Ancora in progressione il settore Industria/Edilizia/Attività (+ 30%) grazie soprattutto al comparto 'energia' dove proseguono le campagne per la liberalizzazione del mercato dell'energia elettrica e del gas. Infine, un buon contributo viene dal settore Enti/Istituzioni (+ 9%) grazie agli investimenti concentrati nel primo quadrimestre dell'anno in occasione delle recenti elezioni politiche.

Roberto Binaghi, illustrando i dati, ha delineato un mercato sempre più complesso e difficile da tracciare, che prosegue la sua strada di modernizzazione affrontando le novità strutturali, legate in primo luogo alle nuove tecnologie e al modo in cui il consumatore si interfaccerà ad esse. Confermati, secondo Binaghi, i trend iniziati nel 2007: "Lo sviluppo dei media digitali in genere e di internet in particolare, che producono da soli due terzi della crescita complessiva del mercato nell'area classica. La crescita continua delle attività di 'marketing e comunicazione di relazione' con tassi superiori a quelli dei "grandi mezzi", trainate da un grande fermento nel comparto degli "eventi" reduci da un brillante 2007.

Infine, un'occhiata ai dati sulle dinamiche degli investimenti in comunicazione in Italia secondo AssoComunicazione, confrontati con quelli resi noti da Nielsen e Upa.

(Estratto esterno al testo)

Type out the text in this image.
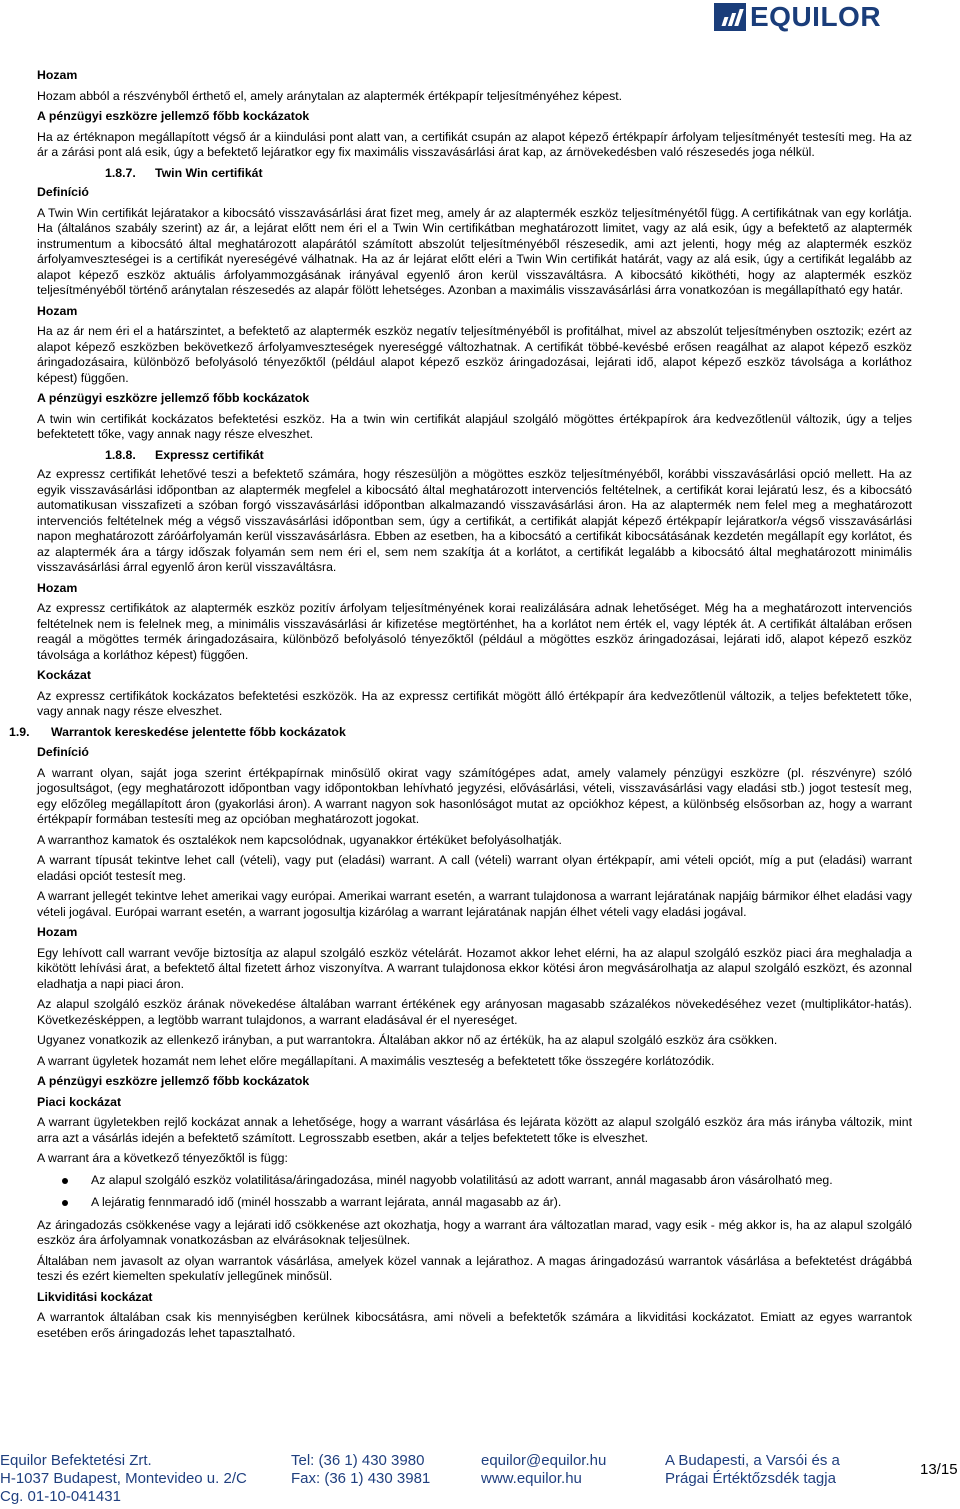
EQUILOR
Hozam

Hozam abból a részvényből érthető el, amely aránytalan az alaptermék értékpapír teljesítményéhez képest.

A pénzügyi eszközre jellemző főbb kockázatok

Ha az értéknapon megállapított végső ár a kiindulási pont alatt van, a certifikát csupán az alapot képező értékpapír árfolyam teljesítményét testesíti meg. Ha az ár a zárási pont alá esik, úgy a befektető lejáratkor egy fix maximális visszavásárlási árat kap, az árnövekedésben való részesedés joga nélkül.

1.8.7. Twin Win certifikát
Definíció

A Twin Win certifikát lejáratakor a kibocsátó visszavásárlási árat fizet meg, amely ár az alaptermék eszköz teljesítményétől függ. A certifikátnak van egy korlátja. Ha (általános szabály szerint) az ár, a lejárat előtt nem éri el a Twin Win certifikátban meghatározott limitet, vagy az alá esik, úgy a befektető az alaptermék instrumentum a kibocsátó által meghatározott alapárától számított abszolút teljesítményéből részesedik, ami azt jelenti, hogy még az alaptermék eszköz árfolyamveszteségei is a certifikát nyereségévé válhatnak. Ha az ár lejárat előtt eléri a Twin Win certifikát határát, vagy az alá esik, úgy a certifikát legalább az alapot képező eszköz aktuális árfolyammozgásának irányával egyenlő áron kerül visszaváltásra. A kibocsátó kiköthéti, hogy az alaptermék eszköz teljesítményéből történő aránytalan részesedés az alapár fölött lehetséges. Azonban a maximális visszavásárlási árra vonatkozóan is megállapítható egy határ.

Hozam

Ha az ár nem éri el a határszintet, a befektető az alaptermék eszköz negatív teljesítményéből is profitálhat, mivel az abszolút teljesítményben osztozik; ezért az alapot képező eszközben bekövetkező árfolyamveszteségek nyereséggé változhatnak. A certifikát többé-kevésbé erősen reagálhat az alapot képező eszköz áringadozásaira, különböző befolyásoló tényezőktől (például alapot képező eszköz áringadozásai, lejárati idő, alapot képező eszköz távolsága a korláthoz képest) függően.

A pénzügyi eszközre jellemző főbb kockázatok

A twin win certifikát kockázatos befektetési eszköz. Ha a twin win certifikát alapjául szolgáló mögöttes értékpapírok ára kedvezőtlenül változik, úgy a teljes befektetett tőke, vagy annak nagy része elveszhet.

1.8.8. Expressz certifikát

Az expressz certifikát lehetővé teszi a befektető számára, hogy részesüljön a mögöttes eszköz teljesítményéből, korábbi visszavásárlási opció mellett. Ha az egyik visszavásárlási időpontban az alaptermék megfelel a kibocsátó által meghatározott intervenciós feltételnek, a certifikát korai lejáratú lesz, és a kibocsátó automatikusan visszafizeti a szóban forgó visszavásárlási időpontban alkalmazandó visszavásárlási áron. Ha az alaptermék nem felel meg a meghatározott intervenciós feltételnek még a végső visszavásárlási időpontban sem, úgy a certifikát, a certifikát alapját képező értékpapír lejáratkor/a végső visszavásárlási napon meghatározott záróárfolyamán kerül visszavásárlásra. Ebben az esetben, ha a kibocsátó a certifikát kibocsátásának kezdetén megállapít egy korlátot, és az alaptermék ára a tárgy időszak folyamán sem nem éri el, sem nem szakítja át a korlátot, a certifikát legalább a kibocsátó által meghatározott minimális visszavásárlási árral egyenlő áron kerül visszaváltásra.

Hozam

Az expressz certifikátok az alaptermék eszköz pozitív árfolyam teljesítményének korai realizálására adnak lehetőséget. Még ha a meghatározott intervenciós feltételnek nem is felelnek meg, a minimális visszavásárlási ár kifizetése megtörténhet, ha a korlátot nem érték el, vagy lépték át. A certifikát általában erősen reagál a mögöttes termék áringadozásaira, különböző befolyásoló tényezőktől (például a mögöttes eszköz áringadozásai, lejárati idő, alapot képező eszköz távolsága a korláthoz képest) függően.

Kockázat

Az expressz certifikátok kockázatos befektetési eszközök. Ha az expressz certifikát mögött álló értékpapír ára kedvezőtlenül változik, a teljes befektetett tőke, vagy annak nagy része elveszhet.

1.9. Warrantok kereskedése jelentette főbb kockázatok
Definíció

A warrant olyan, saját joga szerint értékpapírnak minősülő okirat vagy számítógépes adat, amely valamely pénzügyi eszközre (pl. részvényre) szóló jogosultságot, (egy meghatározott időpontban vagy időpontokban lehívható jegyzési, elővásárlási, vételi, visszavásárlási vagy eladási stb.) jogot testesít meg, egy előzőleg megállapított áron (gyakorlási áron). A warrant nagyon sok hasonlóságot mutat az opciókhoz képest, a különbség elsősorban az, hogy a warrant értékpapír formában testesíti meg az opcióban meghatározott jogokat.

A warranthoz kamatok és osztalékok nem kapcsolódnak, ugyanakkor értéküket befolyásolhatják.

A warrant típusát tekintve lehet call (vételi), vagy put (eladási) warrant. A call (vételi) warrant olyan értékpapír, ami vételi opciót, míg a put (eladási) warrant eladási opciót testesít meg.

A warrant jellegét tekintve lehet amerikai vagy európai. Amerikai warrant esetén, a warrant tulajdonosa a warrant lejáratának napjáig bármikor élhet eladási vagy vételi jogával. Európai warrant esetén, a warrant jogosultja kizárólag a warrant lejáratának napján élhet vételi vagy eladási jogával.

Hozam

Egy lehívott call warrant vevője biztosítja az alapul szolgáló eszköz vételárát. Hozamot akkor lehet elérni, ha az alapul szolgáló eszköz piaci ára meghaladja a kikötött lehívási árat, a befektető által fizetett árhoz viszonyítva. A warrant tulajdonosa ekkor kötési áron megvásárolhatja az alapul szolgáló eszközt, és azonnal eladhatja a napi piaci áron.

Az alapul szolgáló eszköz árának növekedése általában warrant értékének egy arányosan magasabb százalékos növekedéséhez vezet (multiplikátor-hatás). Következésképpen, a legtöbb warrant tulajdonos, a warrant eladásával ér el nyereséget.

Ugyanez vonatkozik az ellenkező irányban, a put warrantokra. Általában akkor nő az értékük, ha az alapul szolgáló eszköz ára csökken.

A warrant ügyletek hozamát nem lehet előre megállapítani. A maximális veszteség a befektetett tőke összegére korlátozódik.

A pénzügyi eszközre jellemző főbb kockázatok
Piaci kockázat

A warrant ügyletekben rejlő kockázat annak a lehetősége, hogy a warrant vásárlása és lejárata között az alapul szolgáló eszköz ára más irányba változik, mint arra azt a vásárlás idején a befektető számított. Legrosszabb esetben, akár a teljes befektetett tőke is elveszhet.

A warrant ára a következő tényezőktől is függ:

Az alapul szolgáló eszköz volatilitása/áringadozása, minél nagyobb volatilitású az adott warrant, annál magasabb áron vásárolható meg.
A lejáratig fennmaradó idő (minél hosszabb a warrant lejárata, annál magasabb az ár).

Az áringadozás csökkenése vagy a lejárati idő csökkenése azt okozhatja, hogy a warrant ára változatlan marad, vagy esik - még akkor is, ha az alapul szolgáló eszköz ára árfolyamnak vonatkozásban az elvárásoknak teljesülnek.

Általában nem javasolt az olyan warrantok vásárlása, amelyek közel vannak a lejárathoz. A magas áringadozású warrantok vásárlása a befektetést drágábbá teszi és ezért kiemelten spekulatív jellegűnek minősül.

Likviditási kockázat

A warrantok általában csak kis mennyiségben kerülnek kibocsátásra, ami növeli a befektetők számára a likviditási kockázatot. Emiatt az egyes warrantok esetében erős áringadozás lehet tapasztalható.

Equilor Befektetési Zrt.
H-1037 Budapest, Montevideo u. 2/C
Cg. 01-10-041431
Tel: (36 1) 430 3980
Fax: (36 1) 430 3981
equilor@equilor.hu
www.equilor.hu
A Budapesti, a Varsói és a
Prágai Értéktőzsdék tagja
13/15
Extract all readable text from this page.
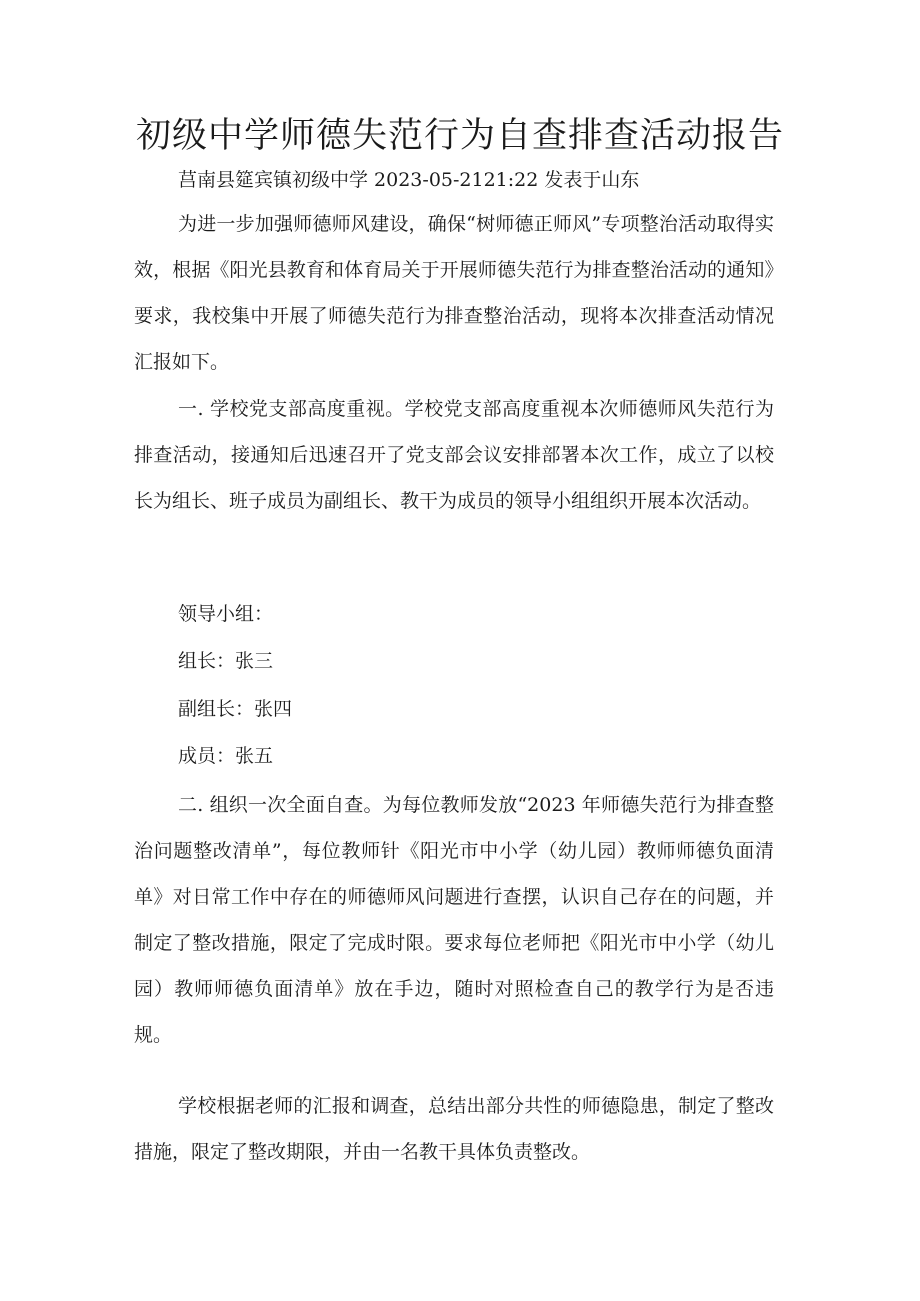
初级中学师德失范行为自查排查活动报告

莒南县筵宾镇初级中学 2023-05-2121:22 发表于山东

为进一步加强师德师风建设，确保“树师德正师风”专项整治活动取得实效，根据《阳光县教育和体育局关于开展师德失范行为排查整治活动的通知》要求，我校集中开展了师德失范行为排查整治活动，现将本次排查活动情况汇报如下。

一. 学校党支部高度重视。学校党支部高度重视本次师德师风失范行为排查活动，接通知后迅速召开了党支部会议安排部署本次工作，成立了以校长为组长、班子成员为副组长、教干为成员的领导小组组织开展本次活动。

领导小组：

组长：张三

副组长：张四

成员：张五

二. 组织一次全面自查。为每位教师发放“2023 年师德失范行为排查整治问题整改清单”，每位教师针《阳光市中小学（幼儿园）教师师德负面清单》对日常工作中存在的师德师风问题进行查摆，认识自己存在的问题，并制定了整改措施，限定了完成时限。要求每位老师把《阳光市中小学（幼儿园）教师师德负面清单》放在手边，随时对照检查自己的教学行为是否违规。

学校根据老师的汇报和调查，总结出部分共性的师德隐患，制定了整改措施，限定了整改期限，并由一名教干具体负责整改。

Come sottolineato oggi da Roberto Binaghi, considerando i dati Upa come benchmark, a fronte del pronostico dell'Associazione presieduta da Sassoli de Bianchi di un +3,4% per il 2008, il dato fornito da Nielsen, pari al +2,6%, diventerebbe un +3,9% considerando anche gli apporti delle nuove televisioni e delle grandi affissioni, non rilevate dall'Istituto di Ricerca. Inoltre, riponderando sul dato Upa il +3,6% indicato da AssoComunicazione sui grandi mezzi, si avrebbe un abbattimento al + 2,5% visto il perimetro più ampio di copertura del digitale da parte dell'Associazione presieduta da Marco Testa.